The question of print and screen isn't one of either/or or even better/worse. Rather, it's a question of what people might want to do with the artifacts in the collection and then determining which site is more appropriate and efficient for that kind of work. We'd also like to imagine the ways in which the print and screen can work together. Tensions between advocates of physical and digital archives abound. We have seen a concerted effort over the past decade to digitize collections to make them more accessible (e.g., the National Archives and Record Administration Electronic Initiative as well as the Library of Congress and Google archives). We acknowledge a growing concern that digital archives not replace the value of sensory experiences, such as seeing and touching physical artifacts. This includes sorting through boxes, files, and other materials and to being, to borrow Lori Ostergaard's (2010) title, "open to the possibilities" of serendipity.

As we conceptualized this relationship, we attempted to remain conscious of how different types of research and questions might make use of the physical and digital archives in different ways. Neither is inherently better or worse than the other until the researcher presents her questions. If, for example, someone were interested in looking at the evolution of different printing techniques on the cards, the screen will be of limited use since you can't see certain physical characteristics of the ink without a physical viewing or using a microscope.

Our concept for the postcard archive is to provide both experiences—the print and the screen—to as many people as we can. In addition, we want to highlight that the work that can be done in both of those places are different. So to us, creating a digital space goes beyond allowing more people more access across greater distances to the archives—the primary argument for digitizing collections—to imagining the different kinds of work and projects that can be done in those spaces. We hope that many people will want to access the physical archive for certain projects, but we wouldn't want to assume that good research couldn't happen without that access. For example, a person researching architectural visions for the 1933 Chicago World's Fair might be just fine viewing high-resolution, on-screen images of buildings as well as descriptions on the back. Not having or choosing to access the archive for that project might not be as significant as for someone studying the colorization technology for the same set of postcards.
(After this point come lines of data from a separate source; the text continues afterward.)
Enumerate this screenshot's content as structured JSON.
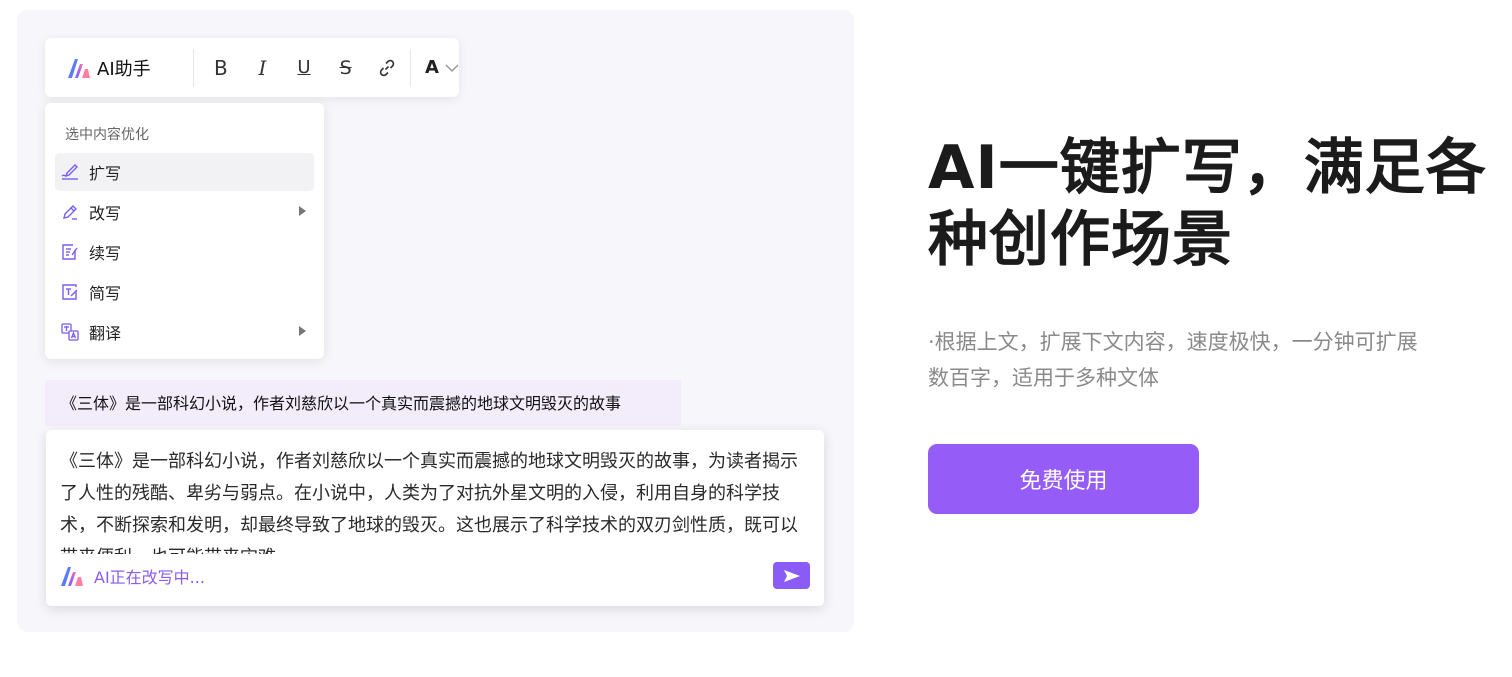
{
  "toolbar": {
    "ai_label": "AI助手",
    "buttons": {
      "bold": "B",
      "italic": "I",
      "underline": "U",
      "strike": "S",
      "color": "A"
    }
  },
  "menu": {
    "heading": "选中内容优化",
    "items": [
      {
        "label": "扩写",
        "icon": "expand-pen-icon",
        "active": true,
        "submenu": false
      },
      {
        "label": "改写",
        "icon": "pencil-icon",
        "active": false,
        "submenu": true
      },
      {
        "label": "续写",
        "icon": "continue-doc-icon",
        "active": false,
        "submenu": false
      },
      {
        "label": "简写",
        "icon": "simplify-doc-icon",
        "active": false,
        "submenu": false
      },
      {
        "label": "翻译",
        "icon": "translate-icon",
        "active": false,
        "submenu": true
      }
    ]
  },
  "editor": {
    "selected_text": "《三体》是一部科幻小说，作者刘慈欣以一个真实而震撼的地球文明毁灭的故事",
    "result_text": "《三体》是一部科幻小说，作者刘慈欣以一个真实而震撼的地球文明毁灭的故事，为读者揭示了人性的残酷、卑劣与弱点。在小说中，人类为了对抗外星文明的入侵，利用自身的科学技术，不断探索和发明，却最终导致了地球的毁灭。这也展示了科学技术的双刃剑性质，既可以带来便利，也可能带来灾难。",
    "status": "AI正在改写中..."
  },
  "hero": {
    "title_line1": "AI一键扩写，满足各",
    "title_line2": "种创作场景",
    "description": "·根据上文，扩展下文内容，速度极快，一分钟可扩展数百字，适用于多种文体",
    "cta": "免费使用"
  },
  "colors": {
    "accent": "#965cf8",
    "selection_bg": "#f2ecfb",
    "panel_bg": "#f6f6fb"
  }
}
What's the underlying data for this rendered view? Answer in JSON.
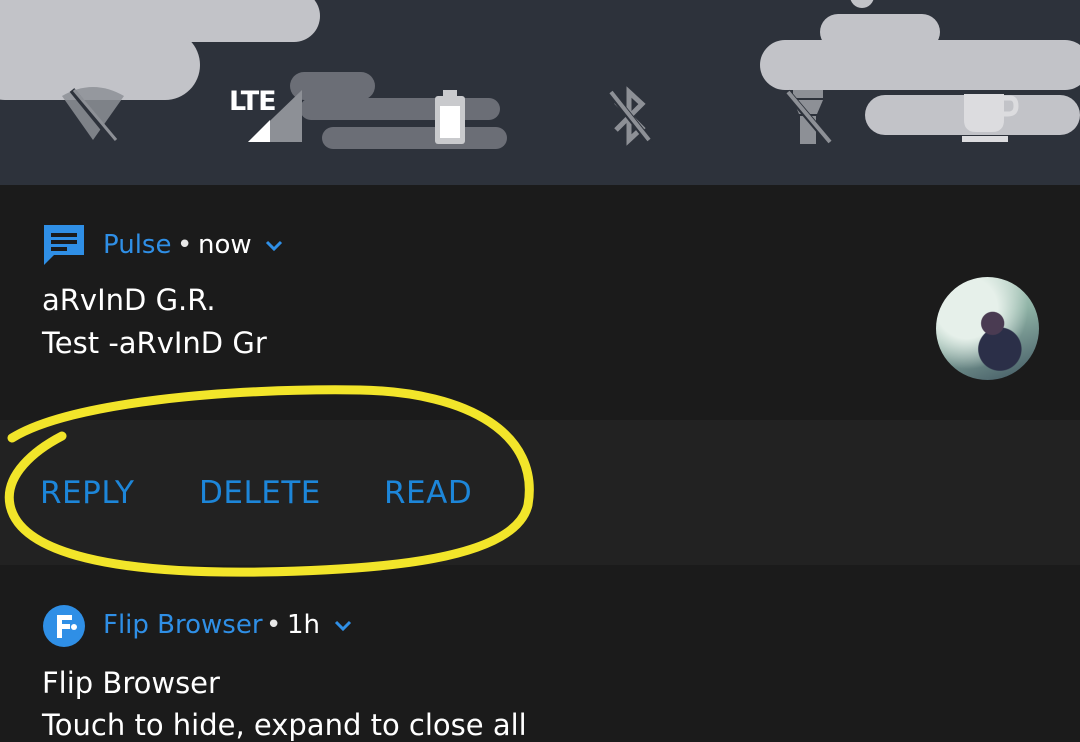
{
  "status_tiles": {
    "wifi": {
      "icon": "wifi-off-icon",
      "state": "off"
    },
    "cellular": {
      "icon": "signal-icon",
      "label": "LTE"
    },
    "battery": {
      "icon": "battery-icon"
    },
    "bluetooth": {
      "icon": "bluetooth-off-icon",
      "state": "off"
    },
    "flashlight": {
      "icon": "flashlight-off-icon",
      "state": "off"
    },
    "caffeine": {
      "icon": "coffee-cup-icon"
    }
  },
  "notifications": [
    {
      "app": "Pulse",
      "separator": "•",
      "time": "now",
      "icon": "message-icon",
      "title": "aRvInD G.R.",
      "text": "Test -aRvInD Gr",
      "avatar": "contact-avatar",
      "actions": [
        "REPLY",
        "DELETE",
        "READ"
      ]
    },
    {
      "app": "Flip Browser",
      "separator": "•",
      "time": "1h",
      "icon": "flip-browser-icon",
      "title": "Flip Browser",
      "text": "Touch to hide, expand to close all"
    }
  ],
  "colors": {
    "header_bg": "#2d323b",
    "panel_bg": "#1b1b1b",
    "actions_bg": "#222222",
    "accent": "#2f8fe6",
    "highlight": "#f2e52a"
  }
}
In the case of the color study, having access to the physical postcards might allow the research to more closely determine texture or other features that can't be reproduced digitally.

World Fair card
Travel and Transportation Building, World's Fair

While the previous two screens support the importance of the material postcard, we don't want to imply that we think the physical is always better than the digital. But it begs the question: Are there times that accessing the screen might be preferable to examining the physical? Consider this example:

One of the great advantages of the digital archive beyond its accessibility to those away from the Tallahassee area is the ability to draw the collection out into multiple exhibits simultaneously. As we conceptualize multiple uses of this site, we imagine projects that use different configurations of the same cards to examine them at the same time. We wanted to develop an archive that would acknowledge the plurality of meanings that exist in reading these cards and would allow multiple research projects to happen concurrently. Many student projects, for example, have looked at different configurations of sexism and racism within similar sets of cards. One person or group's exhibit or research wouldn't interfere with another project in the digital space because of its digital duplicability.
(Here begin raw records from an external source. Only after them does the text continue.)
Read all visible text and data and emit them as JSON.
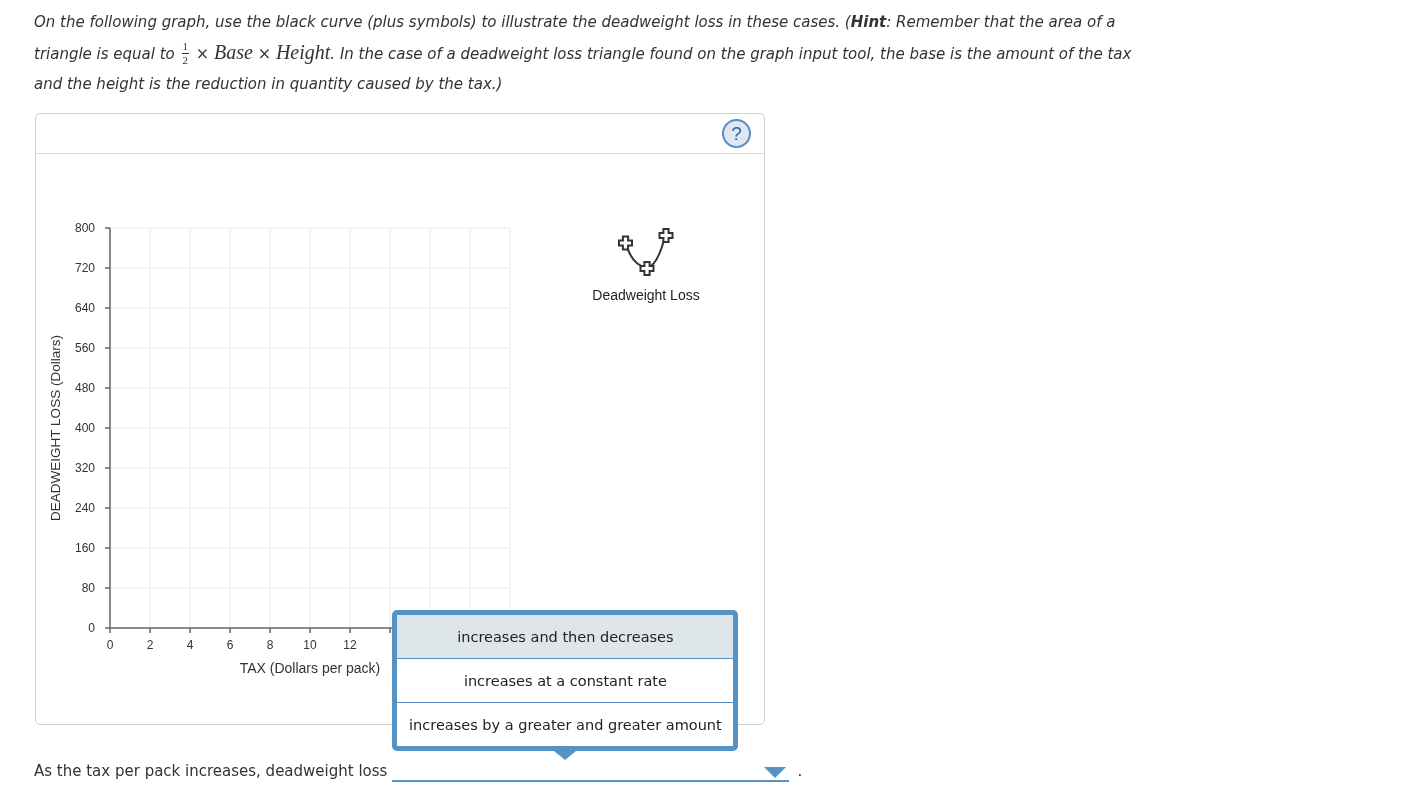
{
  "instructions": {
    "text_before": "On the following graph, use the black curve (plus symbols) to illustrate the deadweight loss in these cases. (**Hint**: Remember that the area of a triangle is equal to",
    "formula": [
      {
        "kind": "fraction",
        "numerator": "1",
        "denominator": "2"
      },
      {
        "kind": "operator",
        "text": "×"
      },
      {
        "kind": "variable",
        "text": "Base"
      },
      {
        "kind": "operator",
        "text": "×"
      },
      {
        "kind": "variable",
        "text": "Height"
      }
    ],
    "text_after": ". In the case of a deadweight loss triangle found on the graph input tool, the base is the amount of the tax and the height is the reduction in quantity caused by the tax.)"
  },
  "graph_panel": {
    "help_button": "?",
    "chart_data": [
      {
        "type": "line",
        "xlabel": "TAX (Dollars per pack)",
        "ylabel": "DEADWEIGHT LOSS (Dollars)",
        "xlim": [
          0,
          20
        ],
        "ylim": [
          0,
          800
        ],
        "xticks": [
          0,
          2,
          4,
          6,
          8,
          10,
          12
        ],
        "yticks": [
          0,
          80,
          160,
          240,
          320,
          400,
          480,
          560,
          640,
          720,
          800
        ],
        "grid": true
      }
    ],
    "tools": [
      {
        "label": "Deadweight Loss"
      }
    ]
  },
  "question": {
    "prefix": "As the tax per pack increases, deadweight loss",
    "dropdown": {
      "open": true,
      "options": [
        {
          "text": "increases and then decreases",
          "selected": true
        },
        {
          "text": "increases at a constant rate",
          "selected": false
        },
        {
          "text": "increases by a greater and greater amount",
          "selected": false
        }
      ]
    },
    "suffix": "."
  }
}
Having multiple configurations of the same cards in a physical archive is difficult if not impossible. Certainly they couldn't coexist at the same time; one would have to be broken down for another configuration to take place. Curators of the archive wouldn't and shouldn't allow each user to reorganize the artifacts for each individual project. That would create a chaotic mess and the breakdown of the organizational taxonomy used by the archivists. At best, facsimiles of the originals would have to be created to display in multiple arrangements.

In addition, many people could simultaneously access the archive collection without impinging upon one another's projects. While we will have the physical archive from which pieces might be checked out and thus missing, the digital archive can be accessed by multiple users simultaneously without limitations. So, a student doing a project on tourism in the Florida Keys might create an exhibit with 50 cards and be using all 50, while another might be doing a project on bridge technologies drawing from 8 of the 50 cards used by the former student. They could both be using the cards in the virtual spaces at the same time. This wouldn't be true of a physical archive when only one researcher can access a card or series of cards at a time.
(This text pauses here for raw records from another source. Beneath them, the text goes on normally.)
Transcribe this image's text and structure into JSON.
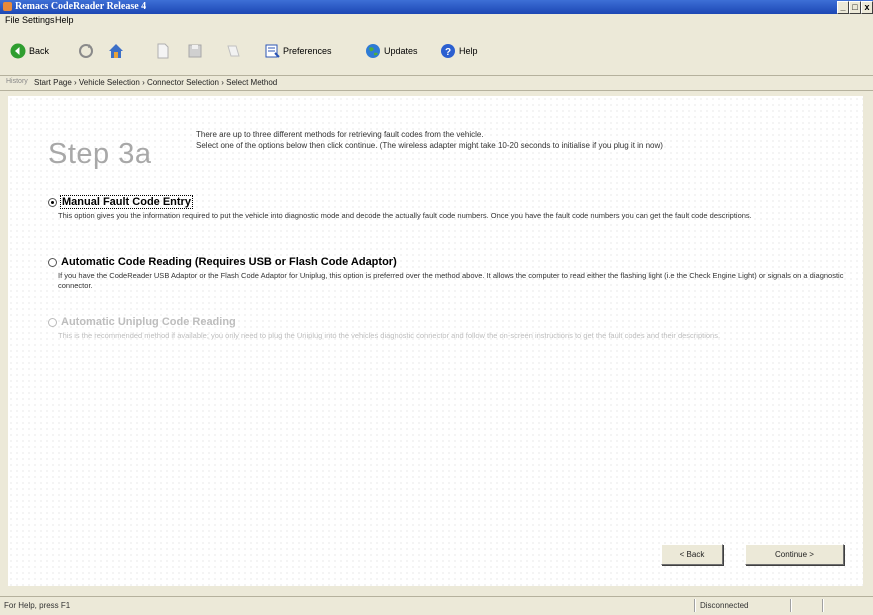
{
  "window": {
    "title": "Remacs CodeReader Release 4"
  },
  "window_controls": {
    "minimize": "_",
    "maximize": "□",
    "close": "x"
  },
  "menu": [
    "File",
    "Settings",
    "Help"
  ],
  "toolbar": {
    "back_label": "Back",
    "preferences_label": "Preferences",
    "updates_label": "Updates",
    "help_label": "Help"
  },
  "breadcrumb": {
    "label": "History",
    "items": "Start Page › Vehicle Selection › Connector Selection › Select Method"
  },
  "page": {
    "step_title": "Step 3a",
    "intro_line1": "There are up to three different methods for retrieving fault codes from the vehicle.",
    "intro_line2": "Select one of the options below then click continue. (The wireless adapter might take 10-20 seconds to initialise if you plug it in now)"
  },
  "options": [
    {
      "title": "Manual Fault Code Entry",
      "description": "This option gives you the information required to put the vehicle into diagnostic mode and decode the actually fault code numbers. Once you have the fault code numbers you can get the fault code descriptions.",
      "selected": true,
      "enabled": true
    },
    {
      "title": "Automatic Code Reading (Requires USB or Flash Code Adaptor)",
      "description": "If you have the CodeReader USB Adaptor or the Flash Code Adaptor for Uniplug, this option is preferred over the method above. It allows the computer to read either the flashing light (i.e the Check Engine Light) or signals on a diagnostic connector.",
      "selected": false,
      "enabled": true
    },
    {
      "title": "Automatic Uniplug Code Reading",
      "description": "This is the recommended method if available; you only need to plug the Uniplug into the vehicles diagnostic connector and follow the on-screen instructions to get the fault codes and their descriptions.",
      "selected": false,
      "enabled": false
    }
  ],
  "buttons": {
    "back": "< Back",
    "continue": "Continue >"
  },
  "status": {
    "hint": "For Help, press F1",
    "connection": "Disconnected"
  },
  "colors": {
    "titlebar": "#1c47b4",
    "window_bg": "#ece9d8",
    "disabled_text": "#bdbdbd"
  }
}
We might also imagine a project in which the researcher would access the archive for the purposes of sampling or creating a mashup from images or texts in the collection. In a physical archive, a researcher who would show up at the special collections with scissors and glue would certainly be banned from the space. But the virtual researcher can cut, paste, combine, deface, remix, mashup, and do nearly anything she wants on the screen without doing any damage to the original, digital texts.

On the simplest level, this might be someone browsing the digital archive searching for a point or interest or running a search on a key term in the digital space that will lead him or her to the physical archive for further examination. But we don't want our limited conceptions of how people might use space individually or together to limit the possibilities. So our commitment has been and continues to be to provide both—not comprehensively because we don't assume we have the knowledge base and resources to do it all—inasmuch as we can initially. Further, we invite researchers who will then expand upon what we've done as they create new meanings in the site from their experiences.